Only the truth passes all tests.. So runout is not a problem to conceal, as straight ammo measures just that –no matter what.
Originally Posted by Bart B
Something has to be done to make sized cases end up with straight necks
It’s called fire-forming,, the best way to straighten a case there is.
The only way to alter neck centerline after fire-forming is to FL size and/or expand necks away from centerline. If you do neither, your necks will remain centerline (although there could still be runout, that could still be an issue).
This is where partial neck sizing is a better plan. It preserves the trueness in necks that fire-forming produced. Full length sizing a neck can only alter trueness, and serves no positive purpose other than to reduce a wildcat neck to lower cal..

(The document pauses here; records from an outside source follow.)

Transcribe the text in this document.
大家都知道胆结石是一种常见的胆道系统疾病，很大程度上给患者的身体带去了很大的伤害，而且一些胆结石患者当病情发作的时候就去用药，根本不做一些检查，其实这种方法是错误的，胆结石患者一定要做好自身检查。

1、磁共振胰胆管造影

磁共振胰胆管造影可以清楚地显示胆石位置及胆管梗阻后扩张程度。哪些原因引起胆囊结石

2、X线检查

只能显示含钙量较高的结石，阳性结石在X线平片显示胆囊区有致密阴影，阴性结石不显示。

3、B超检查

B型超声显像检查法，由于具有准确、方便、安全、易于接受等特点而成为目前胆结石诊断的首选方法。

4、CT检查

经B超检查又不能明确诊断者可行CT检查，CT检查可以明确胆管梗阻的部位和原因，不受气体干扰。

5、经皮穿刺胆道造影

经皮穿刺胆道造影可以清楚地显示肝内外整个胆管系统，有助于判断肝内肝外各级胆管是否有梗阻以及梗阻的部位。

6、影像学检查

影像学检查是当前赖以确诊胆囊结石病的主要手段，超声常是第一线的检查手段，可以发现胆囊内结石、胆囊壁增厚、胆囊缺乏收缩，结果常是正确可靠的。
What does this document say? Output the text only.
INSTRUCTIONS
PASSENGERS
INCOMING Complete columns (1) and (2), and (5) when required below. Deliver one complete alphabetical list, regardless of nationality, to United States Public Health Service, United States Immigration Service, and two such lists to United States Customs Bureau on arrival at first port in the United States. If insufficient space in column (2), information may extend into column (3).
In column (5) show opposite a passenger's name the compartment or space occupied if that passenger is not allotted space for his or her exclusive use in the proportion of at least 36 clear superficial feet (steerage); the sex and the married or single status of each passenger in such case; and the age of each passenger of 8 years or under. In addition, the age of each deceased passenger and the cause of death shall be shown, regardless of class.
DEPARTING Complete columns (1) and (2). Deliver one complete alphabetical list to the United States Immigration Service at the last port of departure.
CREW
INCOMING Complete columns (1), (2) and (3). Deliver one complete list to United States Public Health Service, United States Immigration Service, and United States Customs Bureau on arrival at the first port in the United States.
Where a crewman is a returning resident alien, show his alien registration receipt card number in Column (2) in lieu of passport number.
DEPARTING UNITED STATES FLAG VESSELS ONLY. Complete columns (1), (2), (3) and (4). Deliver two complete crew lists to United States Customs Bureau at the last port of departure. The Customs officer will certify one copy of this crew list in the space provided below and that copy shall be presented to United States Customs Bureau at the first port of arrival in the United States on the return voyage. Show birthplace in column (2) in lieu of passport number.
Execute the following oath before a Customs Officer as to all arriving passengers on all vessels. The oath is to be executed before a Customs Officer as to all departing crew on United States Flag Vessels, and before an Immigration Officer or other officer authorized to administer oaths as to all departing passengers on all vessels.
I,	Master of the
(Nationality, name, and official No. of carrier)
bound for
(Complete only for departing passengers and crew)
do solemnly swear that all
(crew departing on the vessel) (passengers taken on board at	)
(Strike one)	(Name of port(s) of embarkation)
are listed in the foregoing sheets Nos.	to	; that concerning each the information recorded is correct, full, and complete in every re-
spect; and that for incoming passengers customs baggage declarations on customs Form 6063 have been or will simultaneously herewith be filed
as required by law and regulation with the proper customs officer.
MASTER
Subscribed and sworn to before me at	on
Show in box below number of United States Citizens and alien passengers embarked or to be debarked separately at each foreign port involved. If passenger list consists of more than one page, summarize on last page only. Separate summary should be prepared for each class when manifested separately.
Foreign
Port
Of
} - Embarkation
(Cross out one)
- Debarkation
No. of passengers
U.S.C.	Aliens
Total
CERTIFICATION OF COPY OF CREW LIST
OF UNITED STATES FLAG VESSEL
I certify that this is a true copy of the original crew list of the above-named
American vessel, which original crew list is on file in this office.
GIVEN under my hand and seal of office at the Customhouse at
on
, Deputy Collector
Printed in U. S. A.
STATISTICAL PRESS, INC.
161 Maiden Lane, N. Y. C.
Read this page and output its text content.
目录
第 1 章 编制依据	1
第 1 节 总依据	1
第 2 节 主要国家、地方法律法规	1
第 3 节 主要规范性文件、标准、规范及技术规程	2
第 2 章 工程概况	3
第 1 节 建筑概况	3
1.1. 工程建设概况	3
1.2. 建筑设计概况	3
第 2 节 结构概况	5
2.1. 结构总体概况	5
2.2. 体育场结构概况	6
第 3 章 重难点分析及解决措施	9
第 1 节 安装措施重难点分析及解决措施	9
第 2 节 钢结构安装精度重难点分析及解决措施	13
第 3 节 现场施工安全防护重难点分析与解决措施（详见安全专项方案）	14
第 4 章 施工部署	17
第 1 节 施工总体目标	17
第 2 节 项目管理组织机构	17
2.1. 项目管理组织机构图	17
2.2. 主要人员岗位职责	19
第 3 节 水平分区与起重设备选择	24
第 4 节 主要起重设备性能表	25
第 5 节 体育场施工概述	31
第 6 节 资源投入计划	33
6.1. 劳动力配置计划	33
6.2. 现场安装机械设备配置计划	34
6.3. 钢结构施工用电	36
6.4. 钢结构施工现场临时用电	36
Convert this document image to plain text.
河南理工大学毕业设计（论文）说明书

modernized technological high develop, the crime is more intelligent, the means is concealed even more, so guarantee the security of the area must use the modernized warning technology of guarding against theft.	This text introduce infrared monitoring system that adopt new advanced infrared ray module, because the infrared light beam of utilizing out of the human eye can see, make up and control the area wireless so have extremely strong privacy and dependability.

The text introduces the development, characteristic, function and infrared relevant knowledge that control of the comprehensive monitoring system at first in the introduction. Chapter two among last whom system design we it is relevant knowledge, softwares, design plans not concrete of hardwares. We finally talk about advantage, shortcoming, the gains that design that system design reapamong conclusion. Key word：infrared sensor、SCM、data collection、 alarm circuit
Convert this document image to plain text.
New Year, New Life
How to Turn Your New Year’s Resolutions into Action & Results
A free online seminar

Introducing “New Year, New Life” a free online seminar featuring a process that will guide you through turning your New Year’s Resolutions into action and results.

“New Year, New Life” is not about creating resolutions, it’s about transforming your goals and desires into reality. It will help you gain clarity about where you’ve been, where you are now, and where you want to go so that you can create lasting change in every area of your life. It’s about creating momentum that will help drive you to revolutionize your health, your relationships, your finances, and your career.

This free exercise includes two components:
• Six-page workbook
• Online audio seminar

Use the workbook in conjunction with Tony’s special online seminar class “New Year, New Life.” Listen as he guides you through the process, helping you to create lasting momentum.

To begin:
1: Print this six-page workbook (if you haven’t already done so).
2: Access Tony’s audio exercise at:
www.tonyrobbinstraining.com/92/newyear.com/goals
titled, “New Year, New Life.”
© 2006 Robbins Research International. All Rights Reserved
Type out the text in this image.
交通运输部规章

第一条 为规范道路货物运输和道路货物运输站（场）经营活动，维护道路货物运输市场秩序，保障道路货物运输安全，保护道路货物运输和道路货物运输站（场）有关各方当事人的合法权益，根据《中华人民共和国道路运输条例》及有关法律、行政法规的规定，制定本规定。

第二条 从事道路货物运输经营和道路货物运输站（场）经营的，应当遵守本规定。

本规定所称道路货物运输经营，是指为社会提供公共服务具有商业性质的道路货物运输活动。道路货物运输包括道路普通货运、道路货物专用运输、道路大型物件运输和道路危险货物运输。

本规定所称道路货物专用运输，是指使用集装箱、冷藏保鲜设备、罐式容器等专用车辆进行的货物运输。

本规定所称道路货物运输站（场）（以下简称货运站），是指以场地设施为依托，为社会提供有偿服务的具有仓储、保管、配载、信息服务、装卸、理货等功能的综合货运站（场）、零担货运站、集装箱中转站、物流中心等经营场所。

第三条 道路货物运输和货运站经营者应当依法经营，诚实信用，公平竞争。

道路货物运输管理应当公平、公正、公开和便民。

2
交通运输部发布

Expansion is required, but currently risky IMO because the operation is free from centerline (it could be off). And the worst contributor to runout ever invented is the button expander.
I currently top expand with Sinclair carbide mandrels(just before bullet seating) to drive any thickness variance outward. It is a free floating expansion, just like bullet seating, and could could alter centerline -if I had FL sized necks..
So far it has not contributed to runout off the noses, except to reduce it. Like said, and for me, seating is a very minor contributor to runout.
If you'll measure little runout from your brass fresh out of the chamber, then stop & consider the 3 ways you'll screw this up:
sizing, sizing, & sizing (in order).
Mikecr, I've tried all sorts of partial necksizing. Used different full length sizing dies for both rimless and belted bottleneck cases. They all ended up pushing the fired case shoulder further forward that where it was. Bolts bound up to various degrees depending on how tight the partial neck sized case fit the chamber. Accuracy was not very good at all. Even tried expensive neck only dies using bushings of different diameters to size different amounts of the fired case neck. Again, poor accuracy.
Partial neck sizing with a full length die and neck only methods often produce better accuracy than full length sizing that sets the fired case shoulder back way too far. Most of the high power rifle matches (and records set with them) are won with full length sized cases. The smallest test groups at the longer ranges having more than 10 shots in them I know of have all been done with proper full length sized cases.
I and others get better accuracy with new cases than any partial or full neck sizing process of fired cases; especially with belted magnum cases. And in standard SAAMI dimensioned chambers, too. Sierra Bullets has been full length sizing their cases used to test their bullets for accuracy since the 1950's; I don't think anybody shoots 'em as accurate as they do. Sierra doesn't even work up loads nor weigh charges.
When partial neck sizing has a good track record in disciplines where best accuracy is attainable, I might try it again.